In July and August of 2008, WBFO hosted StoryCorps, America's largest oral history project, which brings a mobile recording studio to cities all over American, records personal stories, airs select stories on National Public Radio, and stores all stories in the Library of Congress. The Buffalo stories will be aired twice weekly on WBFO. A new weekly magazine program called Buffalo Avenues launches, focused on music events in all of Western New York and Southern Ontario.
WBFO celebrated its 50th anniversary! WBFO Staff, Advisory Board, and University administration engage in Strategic Planning process to discuss station's future. Manager Carole Petro moved to a new assignment at UB after 7 years with station. Public radio veteran Mark Vogelzang named as Interim GM in November.
On February 1, WBFO made major program changes to the mid-day schedule, adding more news and talk programs between 10am-2pm and dropping jazz. The station promotes itself on-air as "Your NPR Station", with a focus on journalism and a core NPR lineup. "On the Border" series of eclectic music in evening ends as well as Wednesday night Live Concerts from Allen Hall when funding concludes. Jazz continues overnight. Weekend blues with hosts Jim Santella and Anita West airs from noon-5pm on Sat/Sun.
In March, the station completed the most successful on-air fundraising drive in the station's 51-year history; raising over $230,000 in listener support. Facebook "friends" total over 2,000.
In April 2010, NPR's Dina Temple-Raston, counterterrorism correspondent visited WBFO with donor events and on-air call-in.
In October, repeater station WOLN 91.3fm, Olean, NY completed a signal upgrade from 100 watts to 1,000 watts with installation of new 2-bay antenna and solid-state transmitter at Backyard Broadcasting tower site south of Olean.
In late 2009 and through 2010, the University convened a study group to talk with Buffalo's other public station, WNED about possible collaboration and cooperation with WBFO.
Sept. 15, 2010 Public Statement by WBFO & WNED
The University at Buffalo and the Western New York Public Broadcasting Association (WNYPBA) are the public radio licensees in the Buffalo, NY market.
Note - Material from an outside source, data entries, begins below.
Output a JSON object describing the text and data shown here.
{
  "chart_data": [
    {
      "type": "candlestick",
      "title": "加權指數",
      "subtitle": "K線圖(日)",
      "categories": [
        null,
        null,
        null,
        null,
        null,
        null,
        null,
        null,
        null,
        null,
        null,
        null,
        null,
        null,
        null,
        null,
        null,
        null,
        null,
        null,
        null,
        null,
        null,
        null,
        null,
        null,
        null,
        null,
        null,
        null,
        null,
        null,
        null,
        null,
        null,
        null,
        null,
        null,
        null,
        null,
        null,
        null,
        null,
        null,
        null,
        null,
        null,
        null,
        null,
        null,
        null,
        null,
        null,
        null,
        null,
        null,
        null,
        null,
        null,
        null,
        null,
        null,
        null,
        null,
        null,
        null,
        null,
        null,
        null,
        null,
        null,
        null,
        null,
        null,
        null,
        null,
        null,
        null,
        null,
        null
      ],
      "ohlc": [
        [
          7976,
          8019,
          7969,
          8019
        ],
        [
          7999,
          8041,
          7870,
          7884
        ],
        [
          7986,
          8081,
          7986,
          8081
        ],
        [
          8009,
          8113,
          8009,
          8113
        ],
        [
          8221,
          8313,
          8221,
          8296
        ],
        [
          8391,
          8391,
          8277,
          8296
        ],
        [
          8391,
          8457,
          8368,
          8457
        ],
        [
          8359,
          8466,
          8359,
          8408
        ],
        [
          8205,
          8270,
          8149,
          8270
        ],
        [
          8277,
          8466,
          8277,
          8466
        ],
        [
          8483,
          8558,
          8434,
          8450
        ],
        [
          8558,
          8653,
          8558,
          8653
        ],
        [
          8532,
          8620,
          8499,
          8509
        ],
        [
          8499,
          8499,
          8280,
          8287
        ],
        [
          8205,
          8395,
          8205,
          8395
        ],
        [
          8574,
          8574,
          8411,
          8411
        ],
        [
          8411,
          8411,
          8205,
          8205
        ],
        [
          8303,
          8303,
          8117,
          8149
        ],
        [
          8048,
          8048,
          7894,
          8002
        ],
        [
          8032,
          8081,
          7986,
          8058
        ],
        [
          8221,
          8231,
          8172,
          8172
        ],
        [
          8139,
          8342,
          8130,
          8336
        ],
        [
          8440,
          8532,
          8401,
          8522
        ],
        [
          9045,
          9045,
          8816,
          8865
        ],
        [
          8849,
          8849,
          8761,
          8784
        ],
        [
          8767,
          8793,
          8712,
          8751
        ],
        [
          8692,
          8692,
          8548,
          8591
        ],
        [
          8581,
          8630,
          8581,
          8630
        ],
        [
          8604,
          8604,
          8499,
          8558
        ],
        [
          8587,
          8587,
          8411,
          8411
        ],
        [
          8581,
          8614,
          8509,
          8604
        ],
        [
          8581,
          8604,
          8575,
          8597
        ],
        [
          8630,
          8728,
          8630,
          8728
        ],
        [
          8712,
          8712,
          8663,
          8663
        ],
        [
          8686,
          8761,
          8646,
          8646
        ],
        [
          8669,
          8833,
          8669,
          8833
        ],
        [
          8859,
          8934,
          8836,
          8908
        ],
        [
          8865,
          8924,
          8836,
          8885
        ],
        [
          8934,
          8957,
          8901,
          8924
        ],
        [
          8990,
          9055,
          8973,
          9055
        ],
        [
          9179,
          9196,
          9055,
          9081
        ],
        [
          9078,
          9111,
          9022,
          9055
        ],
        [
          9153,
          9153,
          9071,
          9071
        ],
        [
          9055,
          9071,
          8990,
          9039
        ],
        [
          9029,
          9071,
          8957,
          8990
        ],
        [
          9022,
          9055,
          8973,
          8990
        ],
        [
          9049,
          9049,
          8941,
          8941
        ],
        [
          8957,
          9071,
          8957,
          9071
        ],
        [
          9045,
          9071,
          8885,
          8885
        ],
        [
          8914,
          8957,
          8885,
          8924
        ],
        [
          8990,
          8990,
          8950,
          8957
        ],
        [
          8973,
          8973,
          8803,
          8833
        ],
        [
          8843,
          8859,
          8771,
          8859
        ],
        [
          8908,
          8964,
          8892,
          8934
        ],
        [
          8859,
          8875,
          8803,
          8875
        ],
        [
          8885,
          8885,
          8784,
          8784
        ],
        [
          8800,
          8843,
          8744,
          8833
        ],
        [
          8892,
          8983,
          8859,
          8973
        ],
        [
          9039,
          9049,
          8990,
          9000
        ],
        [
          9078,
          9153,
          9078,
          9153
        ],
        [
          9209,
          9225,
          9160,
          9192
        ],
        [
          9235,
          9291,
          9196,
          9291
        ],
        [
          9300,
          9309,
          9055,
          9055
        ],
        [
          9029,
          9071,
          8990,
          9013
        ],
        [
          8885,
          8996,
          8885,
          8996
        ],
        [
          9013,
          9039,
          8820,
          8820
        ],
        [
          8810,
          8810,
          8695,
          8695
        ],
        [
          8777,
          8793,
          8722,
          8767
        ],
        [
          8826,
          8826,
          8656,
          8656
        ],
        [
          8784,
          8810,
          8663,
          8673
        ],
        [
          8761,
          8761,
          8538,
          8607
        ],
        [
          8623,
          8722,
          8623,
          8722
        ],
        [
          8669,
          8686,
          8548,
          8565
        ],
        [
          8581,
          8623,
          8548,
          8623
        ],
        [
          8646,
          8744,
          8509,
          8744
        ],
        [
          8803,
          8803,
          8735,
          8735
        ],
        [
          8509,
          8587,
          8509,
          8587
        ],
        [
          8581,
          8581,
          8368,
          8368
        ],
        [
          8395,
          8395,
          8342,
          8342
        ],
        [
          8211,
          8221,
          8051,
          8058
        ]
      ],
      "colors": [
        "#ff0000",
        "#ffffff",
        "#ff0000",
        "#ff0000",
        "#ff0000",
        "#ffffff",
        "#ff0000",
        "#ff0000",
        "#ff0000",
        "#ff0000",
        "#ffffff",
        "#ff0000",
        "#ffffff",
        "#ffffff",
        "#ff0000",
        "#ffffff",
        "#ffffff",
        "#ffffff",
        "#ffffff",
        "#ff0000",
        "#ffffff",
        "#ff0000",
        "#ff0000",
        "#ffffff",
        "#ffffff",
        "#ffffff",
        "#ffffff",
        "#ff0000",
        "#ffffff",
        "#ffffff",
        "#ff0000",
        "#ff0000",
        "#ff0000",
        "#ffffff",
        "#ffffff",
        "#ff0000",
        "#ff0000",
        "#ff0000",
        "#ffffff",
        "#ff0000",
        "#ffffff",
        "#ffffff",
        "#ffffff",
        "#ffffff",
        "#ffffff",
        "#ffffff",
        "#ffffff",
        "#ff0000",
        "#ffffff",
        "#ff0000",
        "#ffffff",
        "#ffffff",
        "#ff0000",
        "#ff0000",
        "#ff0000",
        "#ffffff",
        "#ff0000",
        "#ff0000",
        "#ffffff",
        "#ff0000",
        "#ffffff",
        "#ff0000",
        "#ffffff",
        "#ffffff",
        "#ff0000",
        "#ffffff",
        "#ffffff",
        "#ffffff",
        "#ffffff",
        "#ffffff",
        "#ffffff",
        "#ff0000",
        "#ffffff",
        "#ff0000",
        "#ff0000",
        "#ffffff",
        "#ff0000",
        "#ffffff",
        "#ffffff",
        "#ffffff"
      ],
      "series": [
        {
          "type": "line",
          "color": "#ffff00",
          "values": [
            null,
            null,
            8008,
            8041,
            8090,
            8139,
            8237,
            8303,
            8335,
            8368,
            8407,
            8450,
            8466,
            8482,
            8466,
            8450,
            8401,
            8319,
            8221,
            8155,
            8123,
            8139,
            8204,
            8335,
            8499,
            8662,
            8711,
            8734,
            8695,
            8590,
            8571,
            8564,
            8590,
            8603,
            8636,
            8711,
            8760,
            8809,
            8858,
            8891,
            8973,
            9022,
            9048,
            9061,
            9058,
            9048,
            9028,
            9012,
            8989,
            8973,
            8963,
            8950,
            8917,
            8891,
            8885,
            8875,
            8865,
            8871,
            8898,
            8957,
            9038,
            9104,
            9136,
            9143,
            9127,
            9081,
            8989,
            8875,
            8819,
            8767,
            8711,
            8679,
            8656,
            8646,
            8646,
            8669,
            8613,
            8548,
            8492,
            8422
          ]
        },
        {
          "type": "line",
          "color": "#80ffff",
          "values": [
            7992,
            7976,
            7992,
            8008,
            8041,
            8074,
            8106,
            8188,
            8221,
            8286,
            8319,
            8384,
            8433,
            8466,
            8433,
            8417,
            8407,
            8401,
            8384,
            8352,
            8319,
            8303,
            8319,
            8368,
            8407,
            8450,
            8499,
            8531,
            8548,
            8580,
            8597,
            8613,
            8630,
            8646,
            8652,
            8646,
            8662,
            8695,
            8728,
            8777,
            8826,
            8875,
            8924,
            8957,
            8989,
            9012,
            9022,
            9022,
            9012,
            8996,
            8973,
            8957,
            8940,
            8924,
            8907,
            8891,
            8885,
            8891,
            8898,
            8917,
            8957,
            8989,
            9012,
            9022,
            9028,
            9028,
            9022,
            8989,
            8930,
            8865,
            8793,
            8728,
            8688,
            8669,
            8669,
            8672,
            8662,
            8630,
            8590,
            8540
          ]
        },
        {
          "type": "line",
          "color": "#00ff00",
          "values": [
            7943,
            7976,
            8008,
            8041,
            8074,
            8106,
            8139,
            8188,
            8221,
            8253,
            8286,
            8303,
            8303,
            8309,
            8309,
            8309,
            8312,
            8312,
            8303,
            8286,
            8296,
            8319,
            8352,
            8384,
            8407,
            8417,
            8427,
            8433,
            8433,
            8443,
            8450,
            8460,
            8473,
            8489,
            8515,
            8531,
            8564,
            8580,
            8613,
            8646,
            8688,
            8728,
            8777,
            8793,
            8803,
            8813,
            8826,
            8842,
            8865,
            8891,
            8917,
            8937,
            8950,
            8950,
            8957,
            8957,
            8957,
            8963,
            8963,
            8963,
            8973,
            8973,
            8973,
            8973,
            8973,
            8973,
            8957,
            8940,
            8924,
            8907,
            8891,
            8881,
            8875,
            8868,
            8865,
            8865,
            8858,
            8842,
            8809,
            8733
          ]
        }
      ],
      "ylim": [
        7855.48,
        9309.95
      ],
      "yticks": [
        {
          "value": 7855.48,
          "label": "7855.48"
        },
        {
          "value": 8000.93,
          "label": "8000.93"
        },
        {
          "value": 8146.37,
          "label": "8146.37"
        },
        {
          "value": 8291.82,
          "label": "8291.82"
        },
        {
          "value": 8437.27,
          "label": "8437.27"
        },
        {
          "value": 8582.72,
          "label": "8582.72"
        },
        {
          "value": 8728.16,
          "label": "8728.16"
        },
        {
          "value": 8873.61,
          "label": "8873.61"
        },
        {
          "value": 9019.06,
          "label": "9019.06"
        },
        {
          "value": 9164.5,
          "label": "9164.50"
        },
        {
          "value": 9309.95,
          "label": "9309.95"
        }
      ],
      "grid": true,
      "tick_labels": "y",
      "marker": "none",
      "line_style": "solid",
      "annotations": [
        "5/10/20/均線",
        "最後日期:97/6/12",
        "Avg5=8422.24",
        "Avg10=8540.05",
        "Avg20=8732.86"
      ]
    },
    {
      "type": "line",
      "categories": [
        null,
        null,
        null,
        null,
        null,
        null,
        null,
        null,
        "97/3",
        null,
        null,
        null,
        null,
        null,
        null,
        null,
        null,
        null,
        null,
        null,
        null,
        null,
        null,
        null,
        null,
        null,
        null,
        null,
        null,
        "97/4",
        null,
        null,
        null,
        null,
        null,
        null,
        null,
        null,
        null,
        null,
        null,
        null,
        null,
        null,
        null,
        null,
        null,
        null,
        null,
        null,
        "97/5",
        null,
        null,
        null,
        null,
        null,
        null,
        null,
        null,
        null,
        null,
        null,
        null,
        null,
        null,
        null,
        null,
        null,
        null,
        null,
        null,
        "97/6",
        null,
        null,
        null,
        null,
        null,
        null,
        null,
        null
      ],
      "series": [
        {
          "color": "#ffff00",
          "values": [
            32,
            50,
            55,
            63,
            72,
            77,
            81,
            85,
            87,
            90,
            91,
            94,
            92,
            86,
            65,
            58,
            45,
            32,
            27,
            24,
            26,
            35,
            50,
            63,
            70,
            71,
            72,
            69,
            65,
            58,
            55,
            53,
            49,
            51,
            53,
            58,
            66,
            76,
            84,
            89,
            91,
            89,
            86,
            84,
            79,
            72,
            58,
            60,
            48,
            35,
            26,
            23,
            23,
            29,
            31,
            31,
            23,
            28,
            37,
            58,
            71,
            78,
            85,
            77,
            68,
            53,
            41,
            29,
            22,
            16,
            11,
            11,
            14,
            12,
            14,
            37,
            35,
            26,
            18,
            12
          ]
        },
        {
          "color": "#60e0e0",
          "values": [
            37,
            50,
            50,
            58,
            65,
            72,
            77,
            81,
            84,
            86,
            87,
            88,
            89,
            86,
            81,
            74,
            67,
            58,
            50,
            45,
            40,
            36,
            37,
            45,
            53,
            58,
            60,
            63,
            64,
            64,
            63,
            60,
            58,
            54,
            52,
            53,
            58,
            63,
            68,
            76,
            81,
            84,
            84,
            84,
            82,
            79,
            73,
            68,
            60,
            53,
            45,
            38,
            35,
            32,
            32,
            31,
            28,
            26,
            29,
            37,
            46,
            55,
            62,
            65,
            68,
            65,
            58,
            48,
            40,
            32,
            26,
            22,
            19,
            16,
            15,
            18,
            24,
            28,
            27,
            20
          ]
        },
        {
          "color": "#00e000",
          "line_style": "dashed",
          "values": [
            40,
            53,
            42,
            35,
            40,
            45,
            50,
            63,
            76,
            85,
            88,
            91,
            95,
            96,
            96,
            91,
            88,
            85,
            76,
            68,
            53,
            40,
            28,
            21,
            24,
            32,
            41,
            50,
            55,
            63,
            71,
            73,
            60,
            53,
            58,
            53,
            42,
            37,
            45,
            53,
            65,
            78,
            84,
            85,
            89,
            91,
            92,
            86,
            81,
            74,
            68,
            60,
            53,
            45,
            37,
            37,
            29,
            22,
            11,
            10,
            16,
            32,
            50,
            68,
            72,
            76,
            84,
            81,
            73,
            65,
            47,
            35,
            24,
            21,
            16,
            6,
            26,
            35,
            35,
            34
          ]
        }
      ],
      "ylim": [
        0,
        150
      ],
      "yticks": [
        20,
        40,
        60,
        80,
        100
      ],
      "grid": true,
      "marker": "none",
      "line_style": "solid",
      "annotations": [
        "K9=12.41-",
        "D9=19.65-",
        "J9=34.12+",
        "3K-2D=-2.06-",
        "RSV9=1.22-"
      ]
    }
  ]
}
UB holds the license for WBFO-FM 88.7 and WNYPBA holds the license for WNED-FM 94.5 and WNED-AM 970.The stations reach large portions of Western New York and Southern Ontario. In addition, both FM stations have repeaters in the southwestern portion of the state, near the cities of Jamestown and Olean.
Over the last several months, management and board members from WNED and WBFO have been exploring potential ways to strengthen public radio in Buffalo. The talks have been cordial and collaborative, and they are ongoing. Topics of the discussions include:
- How can we provide better service to the listener and viewer?
- How can we make better use of limited resources, provided by donors and taxpayers?
These are important questions for public broadcasting in Western New York and Southern Ontario. UB and WNYPBA are committed to exploring them thoroughly. We intend to conclude our conversations by the end of the calendar year. UB is committed to remaining the license-holder for WBFO and its repeater stations. Both organizations are committed to continuing to provide the community with the vital NPR news and information programs, such as Morning Edition and All Things Considered, that so many of our listeners care about. We will provide additional details after our talks are concluded.